The Pittsburgh Aviary provides a home for hundreds of birds. You can see bald eagles, toucans, owls, and penguins. A short walk can provide a glimpse of finches, parrots, roadrunners, and hornbills. But, there’s something different on one wall. There’s a picture that’s been painted by Elizabeth Myers Castonguay.
Elizabeth’s painting was, at first, rather confusing to me. It was filled with odd shapes and bright colors. Elizabeth’s painting contains sweeping stokes and wild designs. But, if you look at her painting carefully, you’ll see birds. The picture (above) is a piece of her larger work. The picture (below) is another part of the same painting. Birds are hidden by sweeping strokes. Beautiful birds are concealed in chaos. And life can be like that, can’t it? Life is filled with distractions. We sometimes get lost. We can focus upon things that aren’t important. We remember things that we should probably just forget.
One of the things I’ve noticed in life is that hurts and worries tend to move into the center of our minds. Close relationships can end with a few harsh words. A good imagination becomes a liability when it creates distressing “future possibilities.” Good things become hidden. Blessings lose the battle. Goodness sometimes disappears when bad things happen. God even appears distant when life becomes hard or when friends let us down.
Elizabeth’s painting can remind us of an important truth. The images of the birds remain – even when chaotic colors combine on canvas. The birds remain intact even when most of the canvas becomes filled with broad strokes that resemble nothing. God’s present when things go well and when they don’t. God continues to be the solid rock in our lives even when the canvas becomes filled with distracting “noises” that catch our attention. God is our “refuge and strength.” God walks with us in the happiest moments and in the most difficult. God lifts us, fills us with faith, and gives us courage. God remains a constant even when God “appears” to be hidden.
I began to do something, several months ago, that’s had a powerful effect on my life. The first thing I do every morning is take a deep breath and, then, I say to myself: “I know that I’m held in the hands of God.” No matter what’s happened to me – “I know that I’m held in the hands of God.” No matter what’s coming in the new day – “I know that I’m held in the hands of God.” Whether the day that I face is going to be a good one, or one filled with problems and fears – “I know that I’m held in the hands of God.” Even if I don’t know it – and even if I’m about to begin what will be the last day of my life on the earth – I begin that day by saying, “I know that I’m held in the hands of God.”
Elizabeth’s painting reminds me that life is filled with distractions. We carry our past into the present, and our present into the future. Our lives are sometimes a rather confusing mixture of memories and events (both good and bad) that cause us to miss the “right now.” I need to spend more time in the present. I need to remember that God is with me – even when God’s presence is hidden in the rest of the chaos in my life.

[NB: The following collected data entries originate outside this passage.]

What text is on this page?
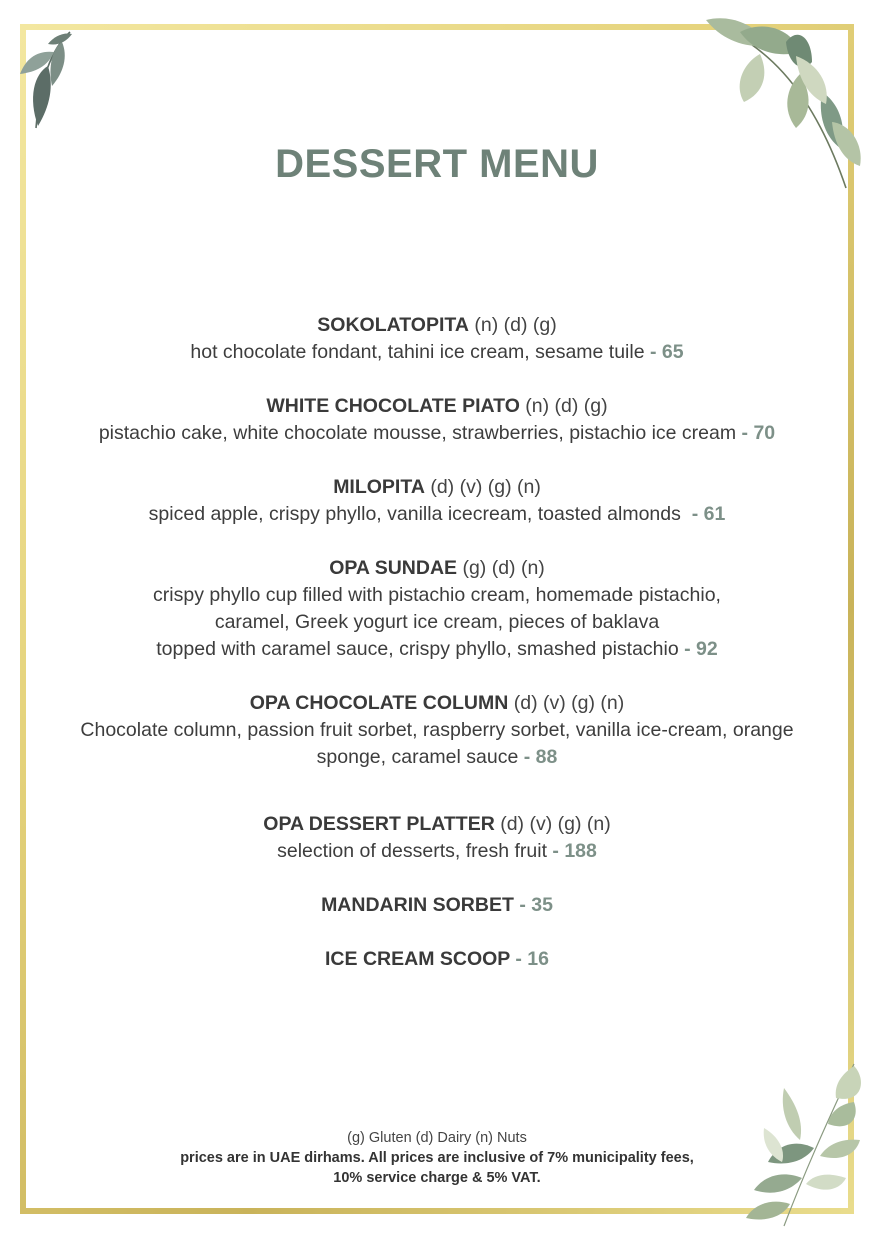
DESSERT MENU
SOKOLATOPITA (n) (d) (g)
hot chocolate fondant, tahini ice cream, sesame tuile - 65
WHITE CHOCOLATE PIATO (n) (d) (g)
pistachio cake, white chocolate mousse, strawberries, pistachio ice cream - 70
MILOPITA (d) (v) (g) (n)
spiced apple, crispy phyllo, vanilla icecream, toasted almonds  - 61
OPA SUNDAE (g) (d) (n)
crispy phyllo cup filled with pistachio cream, homemade pistachio,
caramel, Greek yogurt ice cream, pieces of baklava
topped with caramel sauce, crispy phyllo, smashed pistachio - 92
OPA CHOCOLATE COLUMN (d) (v) (g) (n)
Chocolate column, passion fruit sorbet, raspberry sorbet, vanilla ice-cream, orange
sponge, caramel sauce - 88
OPA DESSERT PLATTER (d) (v) (g) (n)
selection of desserts, fresh fruit - 188
MANDARIN SORBET - 35
ICE CREAM SCOOP - 16
(g) Gluten (d) Dairy (n) Nuts
prices are in UAE dirhams. All prices are inclusive of 7% municipality fees,
10% service charge & 5% VAT.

Please join me by beginning each day with a deep breath. And, before you start to worry about all of the tasks you need to accomplish – before you begin to think about your past – before you begin to worry about what’s going to happen – stop for a moment and quietly say: “I know that I’m held in the hands of God.” God’s with you. God’s present – even when your life is filled with chaos and distractions. That’s what I learned by looking at a piece of artwork. And, perhaps, that’s what the artist wanted me to see.